陈师长听到这个问题,脸上的轻松劲儿也收了收,他走到地图前面,手指按在临沂北部那片丘陵和河流交错的地段上。
“我们手头上还有两万多人,虽然人数不算多,但武器装备最近得到了大幅度的更新,轻重机枪和迫击炮的配置密度比原来翻了一倍还不止,弹药储备也充足。”
“在临沂北部,我们已经开始构筑多道防线了,依托那些丘陵和水系,至少能拖住日军一个星期。”
李江河听完,抬起右手啪地拍了一下桌面,发出清脆的一声响。
“一个星期,足够了。”
他转过身子,目光重新回到地图上,从临沂一路往东,掠过高密、胶州,最后停在了那个标着“青岛”两个字的圆圈上。
他的手指沿着那条海岸线缓缓移动,最后按下去,指腹结结实实地压在那个圆圈的正中央。
“拿下青岛。”
他说话的声音不高,但每个字都咬得很清楚,“趁着青岛方向防御空虚,他们的主力全被调走打临沂了,我要用最快的速度把青岛拿下来。”
陈师长和陈总参谋长同时吸了一口凉气,两个人的眼神在空气中短暂地对了一下,都从对方眼里看到了那种既震惊又兴奋的光芒。

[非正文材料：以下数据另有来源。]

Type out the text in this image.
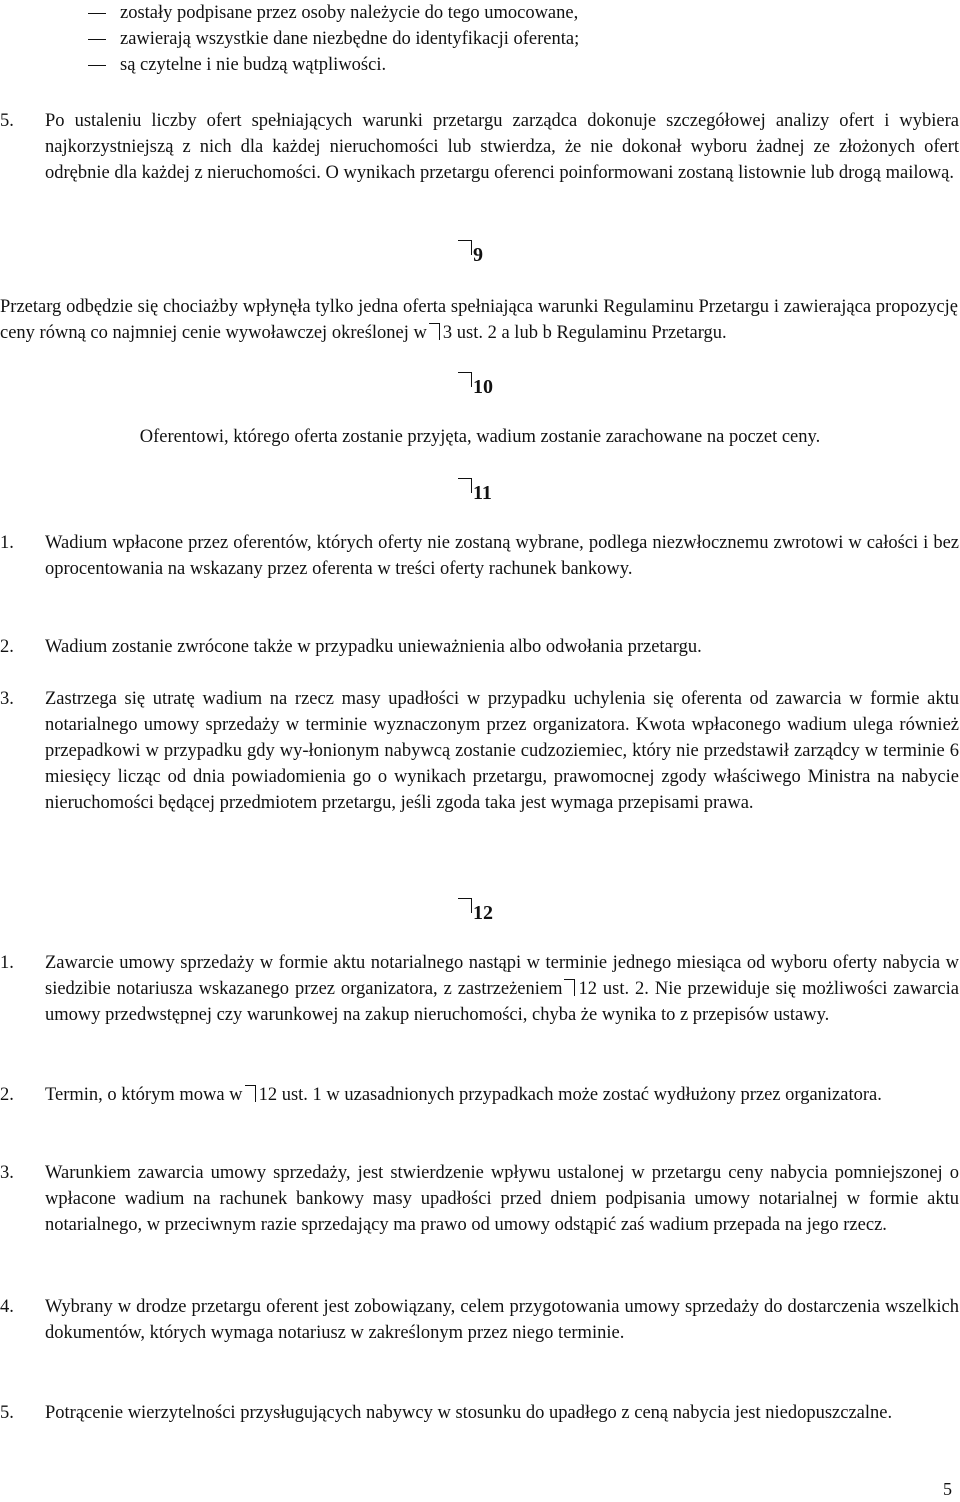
zostały podpisane przez osoby należycie do tego umocowane,
zawierają wszystkie dane niezbędne do identyfikacji oferenta;
są czytelne i nie budzą wątpliwości.
5.	Po ustaleniu liczby ofert spełniających warunki przetargu zarządca dokonuje szczegółowej analizy ofert i wybiera najkorzystniejszą z nich dla każdej nieruchomości lub stwierdza, że nie dokonał wyboru żadnej ze złożonych ofert odrębnie dla każdej z nieruchomości. O wynikach przetargu oferenci poinformowani zostaną listownie lub drogą mailową.
9
Przetarg odbędzie się chociażby wpłynęła tylko jedna oferta spełniająca warunki Regulaminu Przetargu i zawierająca propozycję ceny równą co najmniej cenie wywoławczej określonej w 3 ust. 2 a lub b Regulaminu Przetargu.
10
Oferentowi, którego oferta zostanie przyjęta, wadium zostanie zarachowane na poczet ceny.
11
1.	Wadium wpłacone przez oferentów, których oferty nie zostaną wybrane, podlega niezwłocznemu zwrotowi w całości i bez oprocentowania na wskazany przez oferenta w treści oferty rachunek bankowy.
2.	Wadium zostanie zwrócone także w przypadku unieważnienia albo odwołania przetargu.
3.	Zastrzega się utratę wadium na rzecz masy upadłości w przypadku uchylenia się oferenta od zawarcia w formie aktu notarialnego umowy sprzedaży w terminie wyznaczonym przez organizatora. Kwota wpłaconego wadium ulega również przepadkowi w przypadku gdy wy-łonionym nabywcą zostanie cudzoziemiec, który nie przedstawił zarządcy w terminie 6 miesięcy licząc od dnia powiadomienia go o wynikach przetargu, prawomocnej zgody właściwego Ministra na nabycie nieruchomości będącej przedmiotem przetargu, jeśli zgoda taka jest wymaga przepisami prawa.
12
1.	Zawarcie umowy sprzedaży w formie aktu notarialnego nastąpi w terminie jednego miesiąca od wyboru oferty nabycia w siedzibie notariusza wskazanego przez organizatora, z zastrzeżeniem 12 ust. 2. Nie przewiduje się możliwości zawarcia umowy przedwstępnej czy warunkowej na zakup nieruchomości, chyba że wynika to z przepisów ustawy.
2.	Termin, o którym mowa w 12 ust. 1 w uzasadnionych przypadkach może zostać wydłużony przez organizatora.
3.	Warunkiem zawarcia umowy sprzedaży, jest stwierdzenie wpływu ustalonej w przetargu ceny nabycia pomniejszonej o wpłacone wadium na rachunek bankowy masy upadłości przed dniem podpisania umowy notarialnej w formie aktu notarialnego, w przeciwnym razie sprzedający ma prawo od umowy odstąpić zaś wadium przepada na jego rzecz.
4.	Wybrany w drodze przetargu oferent jest zobowiązany, celem przygotowania umowy sprzedaży do dostarczenia wszelkich dokumentów, których wymaga notariusz w zakreślonym przez niego terminie.
5.	Potrącenie wierzytelności przysługujących nabywcy w stosunku do upadłego z ceną nabycia jest niedopuszczalne.
5
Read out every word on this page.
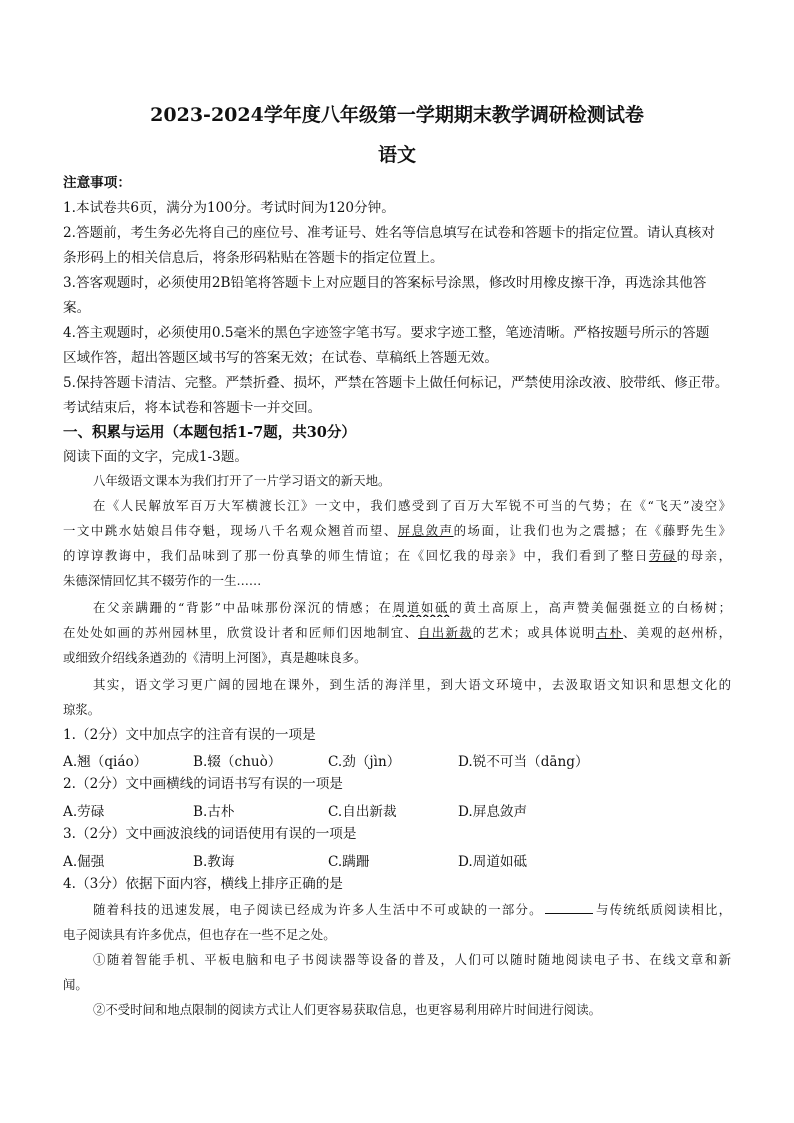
2023-2024学年度八年级第一学期期末教学调研检测试卷
语文
注意事项：
1.本试卷共6页，满分为100分。考试时间为120分钟。
2.答题前，考生务必先将自己的座位号、准考证号、姓名等信息填写在试卷和答题卡的指定位置。请认真核对
条形码上的相关信息后，将条形码粘贴在答题卡的指定位置上。
3.答客观题时，必须使用2B铅笔将答题卡上对应题目的答案标号涂黑，修改时用橡皮擦干净，再选涂其他答
案。
4.答主观题时，必须使用0.5毫米的黑色字迹签字笔书写。要求字迹工整，笔迹清晰。严格按题号所示的答题
区域作答，超出答题区域书写的答案无效；在试卷、草稿纸上答题无效。
5.保持答题卡清洁、完整。严禁折叠、损坏，严禁在答题卡上做任何标记，严禁使用涂改液、胶带纸、修正带。
考试结束后，将本试卷和答题卡一并交回。
一、积累与运用（本题包括1-7题，共30分）
阅读下面的文字，完成1-3题。
八年级语文课本为我们打开了一片学习语文的新天地。
在《人民解放军百万大军横渡长江》一文中，我们感受到了百万大军锐不可当的气势；在《“飞天”凌空》
一文中跳水姑娘吕伟夺魁，现场八千名观众翘首而望、屏息敛声的场面，让我们也为之震撼；在《藤野先生》
的谆谆教诲中，我们品味到了那一份真挚的师生情谊；在《回忆我的母亲》中，我们看到了整日劳碌的母亲，
朱德深情回忆其不辍劳作的一生……
在父亲蹒跚的“背影”中品味那份深沉的情感；在周道如砥的黄土高原上，高声赞美倔强挺立的白杨树；
在处处如画的苏州园林里，欣赏设计者和匠师们因地制宜、自出新裁的艺术；或具体说明古朴、美观的赵州桥，
或细致介绍线条遒劲的《清明上河图》，真是趣味良多。
其实，语文学习更广阔的园地在课外，到生活的海洋里，到大语文环境中，去汲取语文知识和思想文化的
琼浆。
1.（2分）文中加点字的注音有误的一项是
A.翘（qiáo）	B.辍（chuò）	C.劲（jìn）	D.锐不可当（dāng）
2.（2分）文中画横线的词语书写有误的一项是
A.劳碌	B.古朴	C.自出新裁	D.屏息敛声
3.（2分）文中画波浪线的词语使用有误的一项是
A.倔强	B.教诲	C.蹒跚	D.周道如砥
4.（3分）依据下面内容，横线上排序正确的是
随着科技的迅速发展，电子阅读已经成为许多人生活中不可或缺的一部分。	与传统纸质阅读相比，
电子阅读具有许多优点，但也存在一些不足之处。
①随着智能手机、平板电脑和电子书阅读器等设备的普及，人们可以随时随地阅读电子书、在线文章和新
闻。
②不受时间和地点限制的阅读方式让人们更容易获取信息，也更容易利用碎片时间进行阅读。
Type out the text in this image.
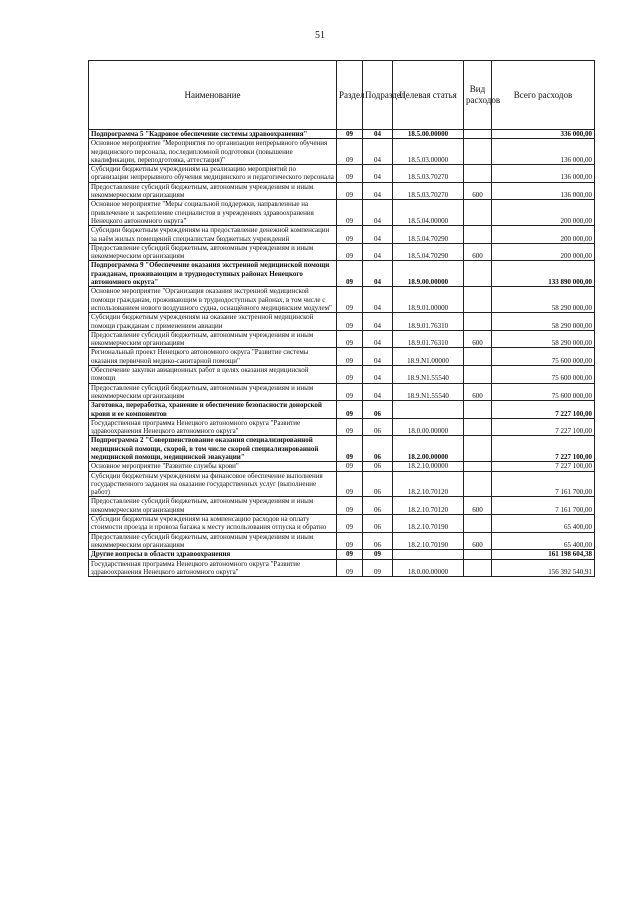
51
Наименование	Раздел	Подраздел	Целевая статья	Вид расходов	Всего расходов
Подпрограмма 5 "Кадровое обеспечение системы здравоохранения"	09	04	18.5.00.00000		336 000,00
Основное мероприятие "Мероприятия по организации непрерывного обучения медицинского персонала, последипломной подготовки (повышение квалификации, переподготовка, аттестация)"	09	04	18.5.03.00000		136 000,00
Субсидии бюджетным учреждениям на реализацию мероприятий по организации непрерывного обучения медицинского и педагогического персонала	09	04	18.5.03.70270		136 000,00
Предоставление субсидий бюджетным, автономным учреждениям и иным некоммерческим организациям	09	04	18.5.03.70270	600	136 000,00
Основное мероприятие "Меры социальной поддержки, направленные на привлечение и закрепление специалистов в учреждениях здравоохранения Ненецкого автономного округа"	09	04	18.5.04.00000		200 000,00
Субсидии бюджетным учреждениям на предоставление денежной компенсации за наём жилых помещений специалистам бюджетных учреждений	09	04	18.5.04.70290		200 000,00
Предоставление субсидий бюджетным, автономным учреждениям и иным некоммерческим организациям	09	04	18.5.04.70290	600	200 000,00
Подпрограмма 9 "Обеспечение оказания экстренной медицинской помощи гражданам, проживающим в труднодоступных районах Ненецкого автономного округа"	09	04	18.9.00.00000		133 890 000,00
Основное мероприятие "Организация оказания экстренной медицинской помощи гражданам, проживающим в труднодоступных районах, в том числе с использованием нового воздушного судна, оснащённого медицинским модулем"	09	04	18.9.01.00000		58 290 000,00
Субсидии бюджетным учреждениям на оказание экстренной медицинской помощи гражданам с применением авиации	09	04	18.9.01.76310		58 290 000,00
Предоставление субсидий бюджетным, автономным учреждениям и иным некоммерческим организациям	09	04	18.9.01.76310	600	58 290 000,00
Региональный проект Ненецкого автономного округа "Развитие системы оказания первичной медико-санитарной помощи"	09	04	18.9.N1.00000		75 600 000,00
Обеспечение закупки авиационных работ в целях оказания медицинской помощи	09	04	18.9.N1.55540		75 600 000,00
Предоставление субсидий бюджетным, автономным учреждениям и иным некоммерческим организациям	09	04	18.9.N1.55540	600	75 600 000,00
Заготовка, переработка, хранение и обеспечение безопасности донорской крови и ее компонентов	09	06			7 227 100,00
Государственная программа Ненецкого автономного округа "Развитие здравоохранения Ненецкого автономного округа"	09	06	18.0.00.00000		7 227 100,00
Подпрограмма 2 "Совершенствование оказания специализированной медицинской помощи, скорой, в том числе скорой специализированной медицинской помощи, медицинской эвакуации"	09	06	18.2.00.00000		7 227 100,00
Основное мероприятие "Развитие службы крови"	09	06	18.2.10.00000		7 227 100,00
Субсидии бюджетным учреждениям на финансовое обеспечение выполнения государственного задания на оказание государственных услуг (выполнение работ)	09	06	18.2.10.70120		7 161 700,00
Предоставление субсидий бюджетным, автономным учреждениям и иным некоммерческим организациям	09	06	18.2.10.70120	600	7 161 700,00
Субсидии бюджетным учреждениям на компенсацию расходов на оплату стоимости проезда и провоза багажа к месту использования отпуска и обратно	09	06	18.2.10.70190		65 400,00
Предоставление субсидий бюджетным, автономным учреждениям и иным некоммерческим организациям	09	06	18.2.10.70190	600	65 400,00
Другие вопросы в области здравоохранения	09	09			161 198 604,38
Государственная программа Ненецкого автономного округа "Развитие здравоохранения Ненецкого автономного округа"	09	09	18.0.00.00000		156 392 540,91
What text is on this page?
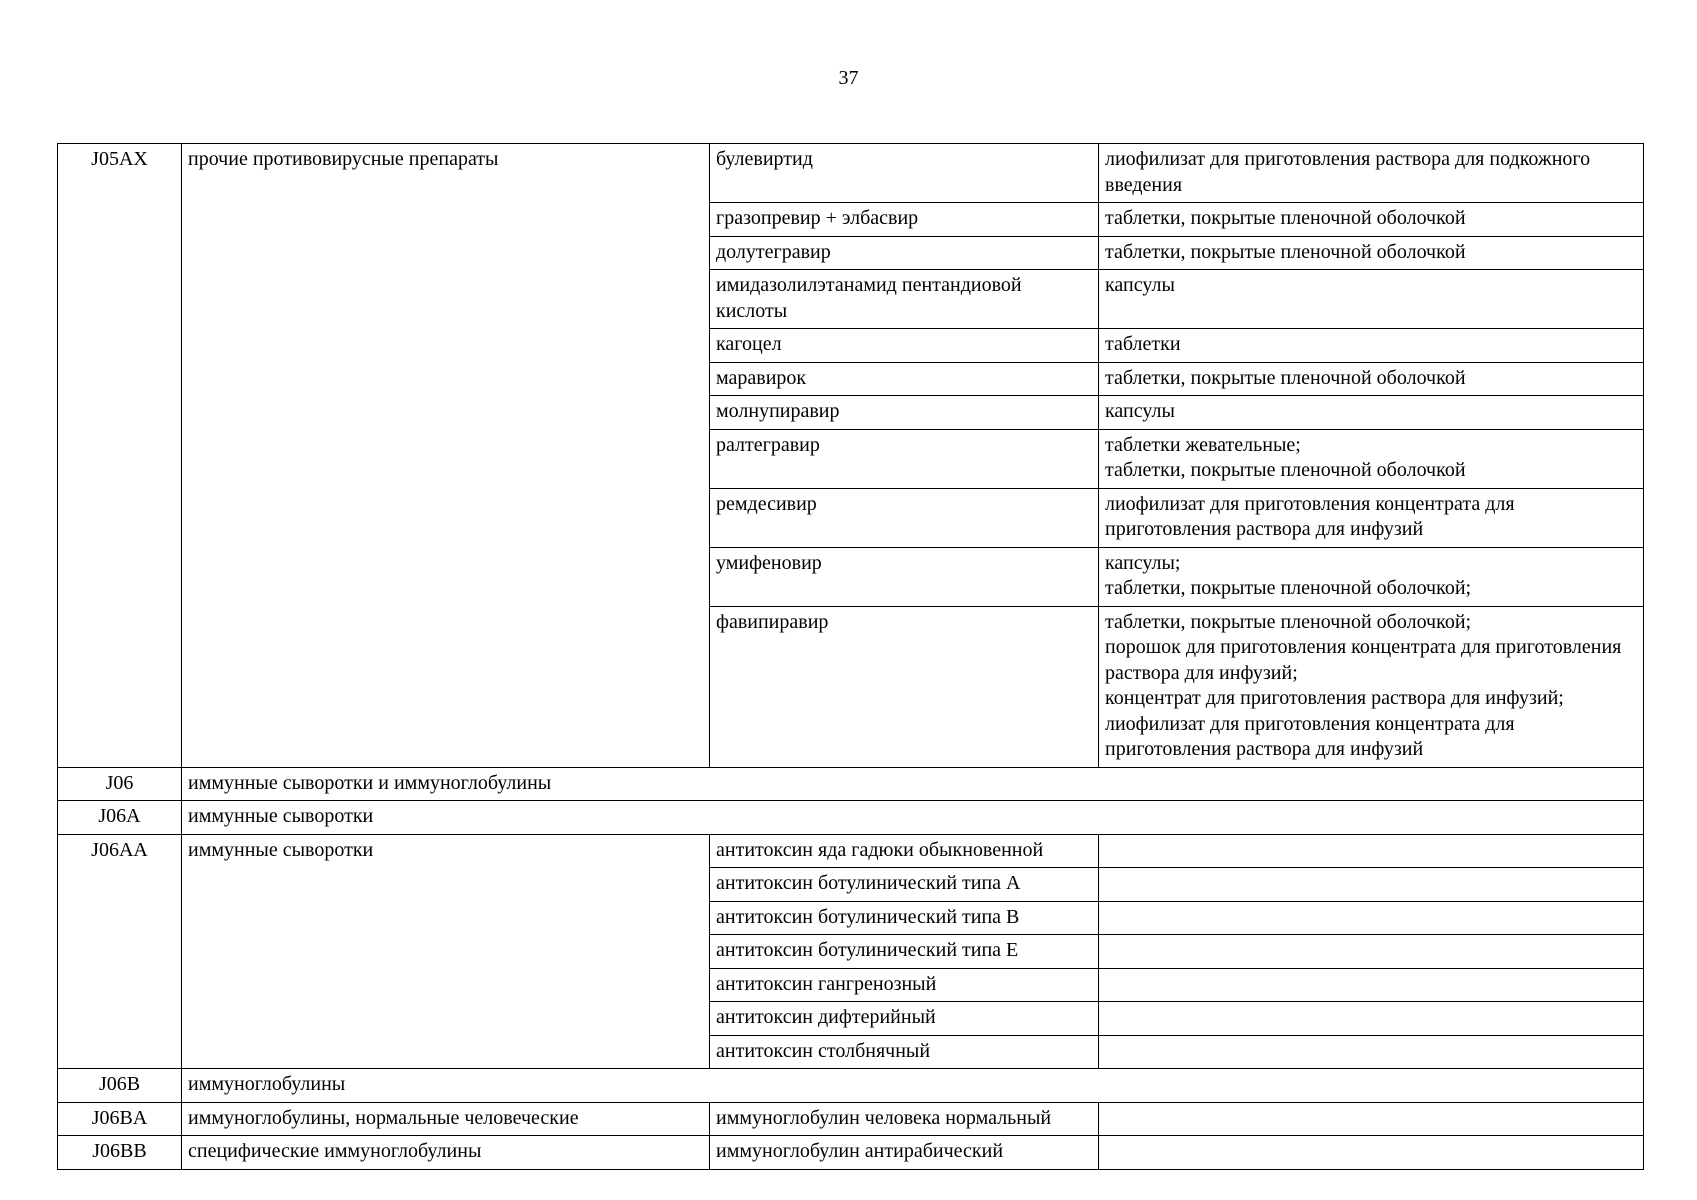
37
J05AX	прочие противовирусные препараты	булевиртид	лиофилизат для приготовления раствора для подкожного введения

		гразопревир + элбасвир	таблетки, покрытые пленочной оболочкой

		долутегравир	таблетки, покрытые пленочной оболочкой

		имидазолилэтанамид пентандиовой кислоты	капсулы

		кагоцел	таблетки

		маравирок	таблетки, покрытые пленочной оболочкой

		молнупиравир	капсулы

		ралтегравир	таблетки жевательные;
таблетки, покрытые пленочной оболочкой

		ремдесивир	лиофилизат для приготовления концентрата для приготовления раствора для инфузий

		умифеновир	капсулы;
таблетки, покрытые пленочной оболочкой;

		фавипиравир	таблетки, покрытые пленочной оболочкой;
порошок для приготовления концентрата для приготовления раствора для инфузий;
концентрат для приготовления раствора для инфузий;
лиофилизат для приготовления концентрата для приготовления раствора для инфузий

J06	иммунные сыворотки и иммуноглобулины		
J06A	иммунные сыворотки		
J06AA	иммунные сыворотки	антитоксин яда гадюки обыкновенной	

		антитоксин ботулинический типа A	

		антитоксин ботулинический типа B	

		антитоксин ботулинический типа E	

		антитоксин гангренозный	

		антитоксин дифтерийный	

		антитоксин столбнячный	

J06B	иммуноглобулины		
J06BA	иммуноглобулины, нормальные человеческие	иммуноглобулин человека нормальный	

J06BB	специфические иммуноглобулины	иммуноглобулин антирабический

这一步棋走得太大胆了,几乎是把整个鲁西南战场的重心,直接往东移了一大截。
但陈师长心里也清楚,这步棋也只有第三旗队这种全装甲化的部队才能走得出来。
换成任何一支普通的步兵部队,甚至八路军最精锐的主力纵队,都不可能完成这种长距离的穿插奔袭。
“放心。”
陈师长第一个开口,声音笃定而干脆,“我们在正面会不惜一切代价拖住日军主力,不会让他们回防青岛。”
李江河点了点头,然后转身走到铺着更大比例地图的桌子旁边,拿起一支红蓝铅笔在上面画了一条迂回的弧线。
那条弧线从连云港方向画起,一路向北折向东,绕过临沂外围,隐入了五莲县一带的丘陵区。
他的计划是把驻扎在连云港附近的白城山战车纵队,连夜调往临沂东北方向的山区隐蔽待命。
等到日军主力完全楔入临沂正面防线、与八路军纠缠在一起无法脱身的时候,这支战车纵队就突然从侧翼迂回到后方,不再理会正在胶着的正面战场,而是直接朝青岛方向猛插过去。
白城山那支部队装备了足够多的谢尔曼和T34中型坦克,同时还编配了大量的M8灰狗装甲车和自行火炮,具备完全独立的机动作战能力。
最重要的是,他们的燃油和弹药补给车跟随在纵队尾部,即便脱离后方补给线独自作战,也能支撑至少五天的高强度机动。
而且这次行动跟以往最大的不同在于,他们不再是孤军深入。
空中部队会全程为他们提供支援,一方面是侦察和火力压制,另一方面,运输机大队也会随时待命。
一旦白城山的前锋部队拿下了青岛周边的野战机场,运输机就可以直接降落在跑道上,把整编制的人员和设备投送到位。
那些C-54运输机的机舱,足以容纳轻型火炮和吉普车,甚至连部分小型装甲车辆都能通过改装后的货舱门装运上去。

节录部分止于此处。